Yet the attempt to secure workers from the prison was not given up. I happened to be on the next list prepared. To work with a guard carrying a musket to enforce obedience did not seem to me a part of my business as a United States soldier. Carefully counting the cost, I determined to go any length in resistance.

On our refusal, we were ordered into the jail-yard. It was a very cold, windy day in February, with abundant rain. We were nearly naked, having only the remnant of the rags that had already outserved their time. The bottoms were out of my shoes, and the water stood in the yard several inches deep. The yard itself was only a vacant corner in the building inclosed by high brick walls, on the top of which guards walked. The cold, wet wind swept down with biting sharpness, and almost robbed us of sensation. We paced the narrow bounds, through the mud and water, until too weary to walk any more, and then resigned ourselves to our misery. If this exposure had come earlier, when we were accustomed to the endurance of cold, it might have been less serious. But for several weeks we had been in a close, warm room, and the contrast was almost unbearable.

Here we remained from early in the morning until nearly dark in the evening. They told us we would have to stay there till we agreed to work or froze to death! The first we had resolved never to do. The latter seemed only too probable. I do not think any of us could have survived the night. We resolved as soon as it was fairly dark to scale the wall and seek our own deliverance, feeling that it could not be worse to die by the bullet than by exposure.

But we had help from an unexpected source. The old commissary, Chillis, had come out of his room, which was near by, several times during the day to observe us, and each time went away muttering and grumbling. We thought he enjoyed our suffering, but were greatly mistaken. In the evening he went to Captain Alexander and remonstrated with him in the strongest terms. Said he,—

"If you want to kill the men, do it at once! The rascals deserve it. Hanging is the best way. But don't leave them out there to die by inches, for it will disgrace us all over the world."

His remonstrance was heeded, and we were remanded back to our room, which, with its warm fire, never seemed more agreeable. We soon sank into a pleasant stupor, from which all awoke very ill. One poor fellow died within a few hours, and several more after a short interval. I was the only one of our railroad party who had been thus exposed. That day of freezing does not seem a worse hardship than many endured previously, but coming when already enfeebled, it was far more injurious. Pneumonia followed, and when I grew better a distressing cough continued, which has never left me. Ever since I have been a confirmed invalid. But the attempt to make us work was relinquished.

One day we were summoned into line, and the names of our railroad party, with a few others, called over. One of the prisoners who had not been called, asked the reason of the omission. The officer replied,—

"We can't tell, for this list came from Yankee-land."

This speech set wild conjectures afloat. Why should a list be sent from the North? Was it for the purpose of exchange? Had the Federal government made some arrangement at last which applied especially to us, and not to the mass of Union men in the prison? We could not tell, but it was pleasant to believe that we were not utterly forgotten.

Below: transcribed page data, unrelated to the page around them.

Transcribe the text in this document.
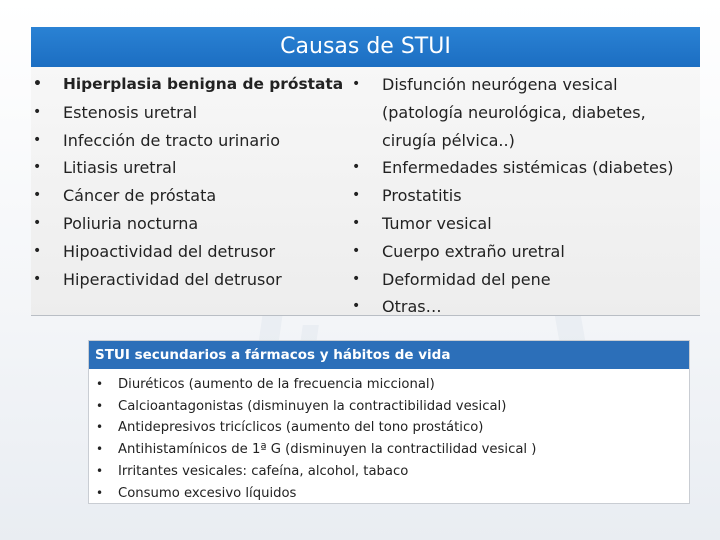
Causas de STUI
• Hiperplasia benigna de próstata
• Estenosis uretral
• Infección de tracto urinario
• Litiasis uretral
• Cáncer de próstata
• Poliuria nocturna
• Hipoactividad del detrusor
• Hiperactividad del detrusor
• Disfunción neurógena vesical
(patología neurológica, diabetes,
cirugía pélvica..)
• Enfermedades sistémicas (diabetes)
• Prostatitis
• Tumor vesical
• Cuerpo extraño uretral
• Deformidad del pene
• Otras…
STUI secundarios a fármacos y hábitos de vida
• Diuréticos (aumento de la frecuencia miccional)
• Calcioantagonistas (disminuyen la contractibilidad vesical)
• Antidepresivos tricíclicos (aumento del tono prostático)
• Antihistamínicos de 1ª G (disminuyen la contractilidad vesical )
• Irritantes vesicales: cafeína, alcohol, tabaco
• Consumo excesivo líquidos
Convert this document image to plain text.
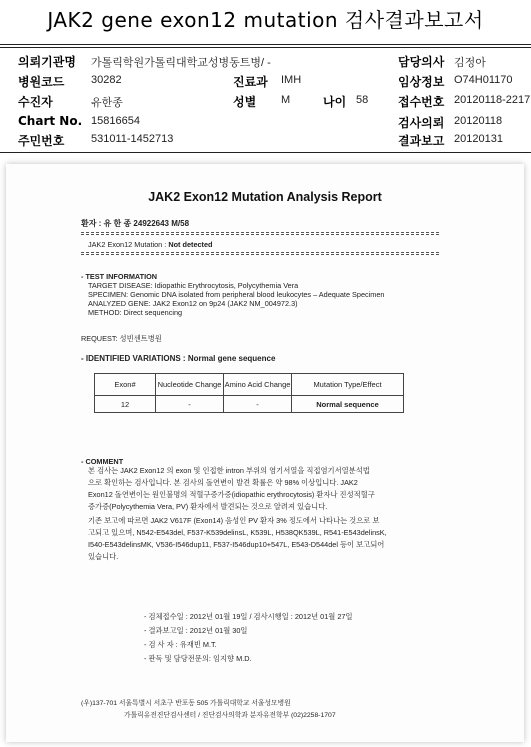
JAK2 gene exon12 mutation 검사결과보고서
의뢰기관명 가톨릭학원가톨릭대학교성병동트병/ -	담당의사 김정아
병원코드 30282	진료과 IMH	임상정보 O74H01170
수진자	유한종	성별 M	나이 58 접수번호 20120118-2217
Chart No. 15816654	검사의뢰 20120118
주민번호 531011-1452713	결과보고 20120131
JAK2 Exon12 Mutation Analysis Report
환자 : 유 한 종 24922643 M/58
JAK2 Exon12 Mutation : Not detected
- TEST INFORMATION
TARGET DISEASE: Idiopathic Erythrocytosis, Polycythemia Vera
SPECIMEN: Genomic DNA isolated from peripheral blood leukocytes – Adequate Specimen
ANALYZED GENE: JAK2 Exon12 on 9p24 (JAK2 NM_004972.3)
METHOD: Direct sequencing
REQUEST: 성빈센트병원
- IDENTIFIED VARIATIONS : Normal gene sequence
Exon#	Nucleotide Change	Amino Acid Change	Mutation Type/Effect
12	-	-	Normal sequence
- COMMENT
본 검사는 JAK2 Exon12 의 exon 및 인접한 intron 부위의 염기서열을 직접염기서열분석법
으로 확인하는 검사입니다. 본 검사의 돌연변이 발견 확률은 약 98% 이상입니다. JAK2
Exon12 돌연변이는 원인불명의 적혈구증가증(idiopathic erythrocytosis) 환자나 진성적혈구
증가증(Polycythemia Vera, PV) 환자에서 발견되는 것으로 알려져 있습니다.
기존 보고에 따르면 JAK2 V617F (Exon14) 음성인 PV 환자 3% 정도에서 나타나는 것으로 보
고되고 있으며, N542-E543del, F537-K539delinsL, K539L, H538QK539L, R541-E543delinsK,
I540-E543delinsMK, V536-I546dup11, F537-I546dup10+547L, E543-D544del 등이 보고되어
있습니다.
- 검체접수일 : 2012년 01월 19일 / 검사시행일 : 2012년 01월 27일
- 결과보고일 : 2012년 01월 30일
- 검 사 자 : 유재빈 M.T.
- 판독 및 담당전문의: 임지향 M.D.
(우)137-701 서울특별시 서초구 반포동 505 가톨릭대학교 서울성모병원
가톨릭유전진단검사센터 / 진단검사의학과 분자유전학부 (02)2258-1707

It was soon discovered that a special exchange of political prisoners—prisoners whose offences were of a civil and not a military character—was in contemplation. Soldiers were being exchanged frequently from the Libby on the other side of the way, but it had seemed as if we were altogether forsaken. Now the rumor was current that a large number on each side who were held for various offences were to be massed into one general exchange, and the including of our names in a list sent from the loved loyal States was sufficient fuel to rekindle the almost extinct fire of hope.